Maybe there’s no sexual chemistry, maybe you’ll just don’t have all that much to say to each other. Maybe the practicalities of life were too insurmountable, and togetherness became unsustainable. Maybe you realised that you just weren’t ready for a “till death do us part” kind of commitment. No matter what the reason, you’re sure that now is the time to call it quits.
But what do you do when your partner isn’t that sensible, emotionally mature person we described at the start of this paragraph? What is he/she is possessive, clingy, needy — and just not willing to let you go? What do you do in such a situation? Are you feeling pressure from your partner to stay in the relationship? And what are the ways in which he/she might try to keep you from breaking it off? Read on to find out…
Quite simply, your partner will do his/her best to persuade you that your decision is wrong and that you do need to in fact, stay with them. They may try this by being charming, by trying to woo you in the same way they had at the start of the relationship generally make an attempt to sweep you off your feet, especially if the two of you had been taking each other for granted of late or had fallen into a mundane rut. At a slightly different part of the spectrum is behaviour like pleading, begging, whining etc if your partner feels that you will give in to the persistent pressure from them. But if you’re firm in your decision to call it off, communicate just that to your partner in clear terms, and tell them that while you will always care about their well-being, continuing to be together is just something you cannot do.

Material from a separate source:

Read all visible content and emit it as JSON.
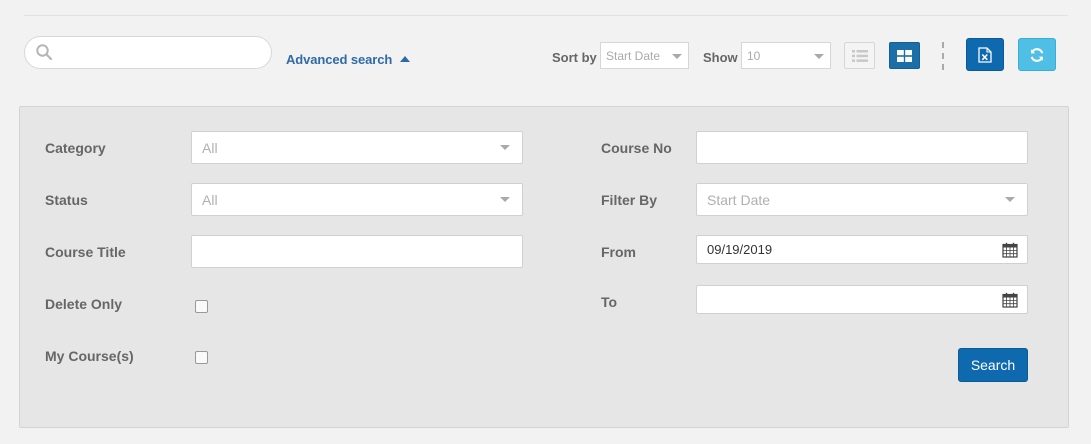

Turning over a new leaf temporarily
If your partner wants to hold on to you, one of the easiest things for them to do is “rectify” all the problem areas you may have identified in your relationship while telling them that it’s not working out anymore. But that is a problem if he/she has “turned over a new leaf” only temporarily until it is established that you will not be moving away from him/her. So if you had an issue with their not taking enough responsibility for your lives together, or if you felt he/she was too possessive or never gave you enough space (or gave you too much of it), if you felt he/she never communicated what they really felt, well, expect all that to change. But just until you settle back down into the relationship, and after a while, you’ll find him/her reverting to their old, problematic ways. Of course, there is a chance that your partner genuinely does wish to work on your relationship and make it better rather than let it go, in which case, good for you! But if you find that this has become a pattern you feel unhappy and want to move on, he/she promises to change, then few months later, you’re back to square one; rinse, lather, repeat it’s time to say goodbye for good.

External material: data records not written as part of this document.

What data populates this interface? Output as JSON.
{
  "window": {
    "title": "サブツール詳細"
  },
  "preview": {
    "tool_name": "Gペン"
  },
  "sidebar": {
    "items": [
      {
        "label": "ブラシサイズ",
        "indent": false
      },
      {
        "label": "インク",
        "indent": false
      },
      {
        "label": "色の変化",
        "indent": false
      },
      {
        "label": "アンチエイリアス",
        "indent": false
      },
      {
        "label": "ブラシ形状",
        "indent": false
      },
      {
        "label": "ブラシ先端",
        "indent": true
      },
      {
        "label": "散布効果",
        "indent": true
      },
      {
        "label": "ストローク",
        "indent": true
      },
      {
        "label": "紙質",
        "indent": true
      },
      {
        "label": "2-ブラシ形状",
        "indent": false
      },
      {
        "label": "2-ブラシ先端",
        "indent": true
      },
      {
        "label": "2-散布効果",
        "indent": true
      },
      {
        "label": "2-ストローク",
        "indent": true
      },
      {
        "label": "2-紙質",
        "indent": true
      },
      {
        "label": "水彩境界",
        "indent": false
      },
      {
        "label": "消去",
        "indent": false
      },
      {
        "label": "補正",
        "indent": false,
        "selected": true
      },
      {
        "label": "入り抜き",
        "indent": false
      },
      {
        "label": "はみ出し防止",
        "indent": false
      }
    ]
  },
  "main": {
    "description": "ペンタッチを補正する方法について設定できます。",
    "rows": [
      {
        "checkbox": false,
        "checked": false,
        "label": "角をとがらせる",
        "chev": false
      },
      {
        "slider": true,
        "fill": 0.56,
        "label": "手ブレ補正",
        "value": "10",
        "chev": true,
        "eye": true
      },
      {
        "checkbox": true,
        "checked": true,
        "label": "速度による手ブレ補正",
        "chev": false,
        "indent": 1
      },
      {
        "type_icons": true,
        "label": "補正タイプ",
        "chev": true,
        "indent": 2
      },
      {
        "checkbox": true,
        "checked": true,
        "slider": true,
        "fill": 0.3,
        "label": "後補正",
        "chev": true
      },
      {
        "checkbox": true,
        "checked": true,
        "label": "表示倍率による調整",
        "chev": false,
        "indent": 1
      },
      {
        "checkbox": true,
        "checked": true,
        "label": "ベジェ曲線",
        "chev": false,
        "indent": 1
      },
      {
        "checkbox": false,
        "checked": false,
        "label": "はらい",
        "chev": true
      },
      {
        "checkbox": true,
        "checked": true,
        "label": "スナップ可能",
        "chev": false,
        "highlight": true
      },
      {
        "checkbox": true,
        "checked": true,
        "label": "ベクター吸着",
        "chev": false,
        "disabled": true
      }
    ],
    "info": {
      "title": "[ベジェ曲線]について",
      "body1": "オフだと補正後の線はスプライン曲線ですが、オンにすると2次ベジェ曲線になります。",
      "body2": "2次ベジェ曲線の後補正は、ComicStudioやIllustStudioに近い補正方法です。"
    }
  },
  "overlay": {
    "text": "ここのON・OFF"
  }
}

This is among the most negative of tactics a partner can use against you in their quest to keep the relationship from breaking up. They may either threaten to harm themselves (“I’ll kill myself if you leave me”, “If I have to live without you, then I’d rather end my life”) or they may threaten to harm you (“I’ll kill you”, “I’ll make your life a living hell”). Note that the threats to you may not just be of the physical sort. They may involve badmouthing you to colleagues/mutual friends/relatives, disclosing secrets that could be potentially embarrassing or damaging to you and which you had confided in your partner. Unfortunately, in the digital era, there is also the very real threat of a disgruntled ex uploading “revenge porn” intimate pictures/videos of you on the Internet. You can’t take these threats less than seriously. Whether he/she is threatening to harm you or themselves, you need to reach out to your support system, family, even the authorities if need be for help in dealing with the situation. When you are already stressed, you may give in to the person’s violent ultimatums, but having your support system around you, trusted friends, family and co-workers, as well as legal recourse, will make it a little bit easier for you to pull through.
“You can’t leave me now! You know what a tough time it is for me at work!” This is the classic form of argument the partner who is trying to guilt trip you into staying on, will employ. He/she is counting on you still caring for them enough to not want to jeopardise whatever is important to them. And so they will play on your sympathies, have you keep saying, “now is not a good time, maybe when he/she isn’t so down or is doing a little bit better”. Now, compassion is one thing — it’s a very good quality to possess, and just because you’re about to break up with someone, doesn’t mean you suddenly have to turn into a monster and be unkind to them (well, unless the relationship was of the destructive, abusive sort, in which case, go ahead and unleash that monster). But being kind does not mean tamping down on all your desires and your need to be free of a shackling relationship. End it with dignity and grace, but if you feel your partner is trying to play on your sympathies and manipulate you into being with them, it’s time to be firm and move out (or on).